Was there more to Radcliffe’s flight to London than simple guilt about the liquor he had given the women and the severe disapproval of the college authorities about his irresponsibility? Could Radcliffe, as seems to have been rumoured at the time, have been the murderer? Despite the support given to the investigation, including a generous reward, was the University protecting one of their own all the while? But what would Radcliffe’s motive have been? Besides, undergraduates at this time were subject to a night-time curfew and the gates of the college would have been locked at the time Ann was murdered. Of course, a sufficiently determined man could have climbed out of a window or over a wall, but it still seems improbable.
No-one was ever prosecuted for the murder of Ann Crotchley and the affair was gradually forgotten. Radcliffe was never seen at Brasenose College or in Oxford again. On 19th October 1829, the college was notified that he had died.

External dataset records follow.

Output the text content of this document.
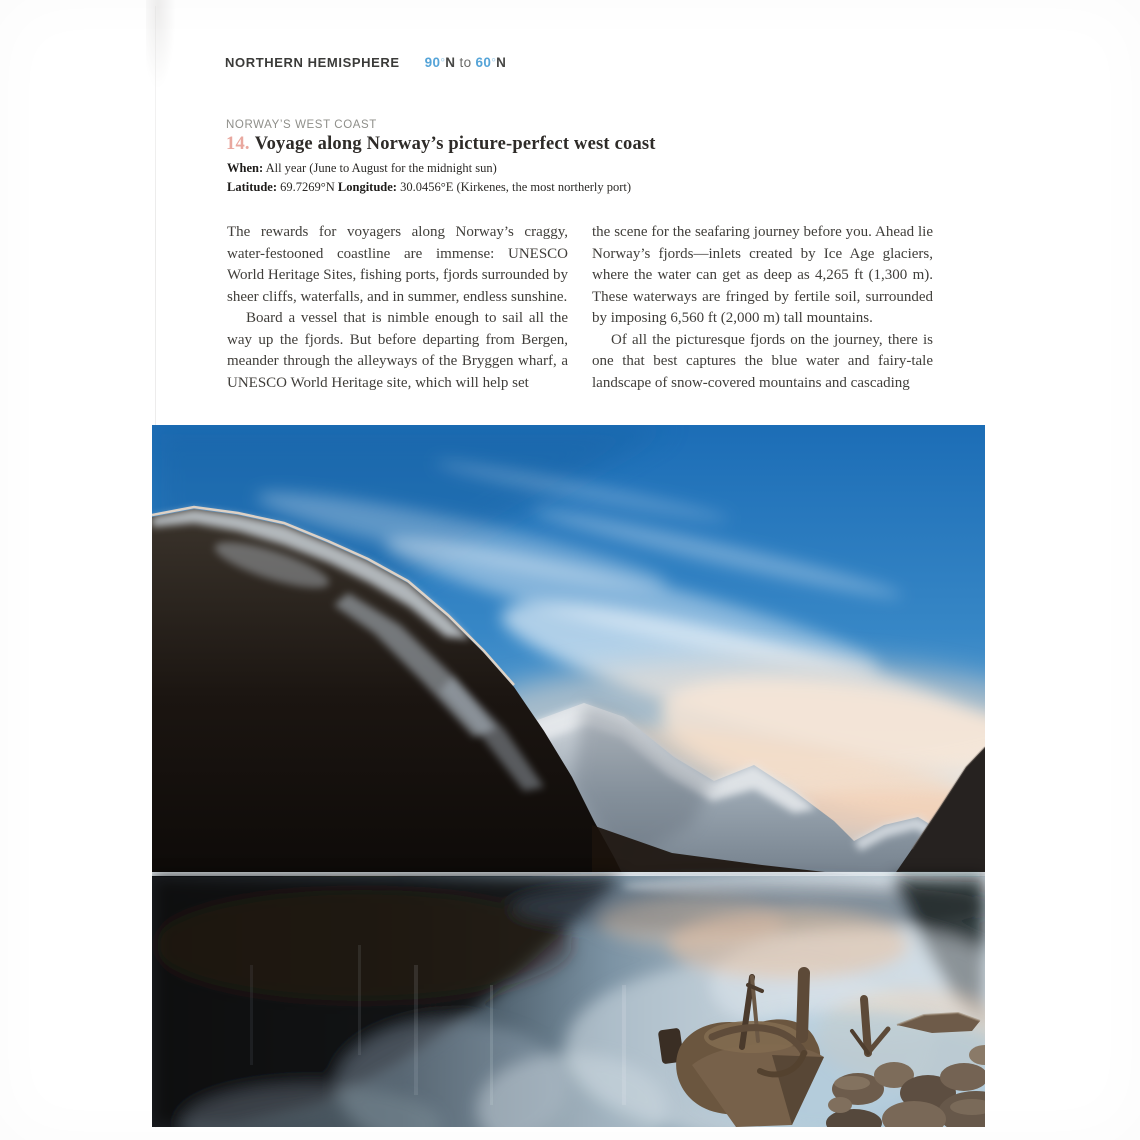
NORTHERN HEMISPHERE 90°N to 60°N
NORWAY’S WEST COAST
14. Voyage along Norway’s picture-perfect west coast
When: All year (June to August for the midnight sun)
Latitude: 69.7269°N Longitude: 30.0456°E (Kirkenes, the most northerly port)

The rewards for voyagers along Norway’s craggy, water-festooned coastline are immense: UNESCO World Heritage Sites, fishing ports, fjords surrounded by sheer cliffs, waterfalls, and in summer, endless sunshine.

Board a vessel that is nimble enough to sail all the way up the fjords. But before departing from Bergen, meander through the alleyways of the Bryggen wharf, a UNESCO World Heritage site, which will help set

the scene for the seafaring journey before you. Ahead lie Norway’s fjords—inlets created by Ice Age glaciers, where the water can get as deep as 4,265 ft (1,300 m). These waterways are fringed by fertile soil, surrounded by imposing 6,560 ft (2,000 m) tall mountains.

Of all the picturesque fjords on the journey, there is one that best captures the blue water and fairy-tale landscape of snow-covered mountains and cascading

There is another mystery, of more recent origin, attached to the death of Ann Crotchley. Which is, what prompted the ribbons on the railings on Blue Boar Street and the apparently sudden public remembrance of Ann Crotchley, almost two hundred years after her murder? The ribbons were the idea of the woman behind the Twitter account, @rememberingac, who attended a Women’s Institute lecture on the story of Ann Crotchley. As she puts it on a Twitter thread:
Whatever the biography, a part of Ann’s story is simple, universally and tragically familiar. She was a woman alone at night in the street, someone stronger than she and with evil intent attacked her and injured her so terribly that she died. In 1827 the night streets could be unsafe for women. In 1969, as I know only too well, the night streets were not safe for women. In 2021 the night streets remain unsafe. I have daughters and granddaughters, in remembering Ann and others I hope that things will change.
The risk, of course, is that Ann Crotchley ceases to be a person and becomes a symbol for the concerns of the present age. Still, a simple act of remembrance like this can remind us of not only the violence committed against women but also the social ties that bind us to the dead as well as the living.
[The factual information in this post was gleaned from the Times archive and from the article ‘A Brasenose scandal’ on the Brasenose College website.]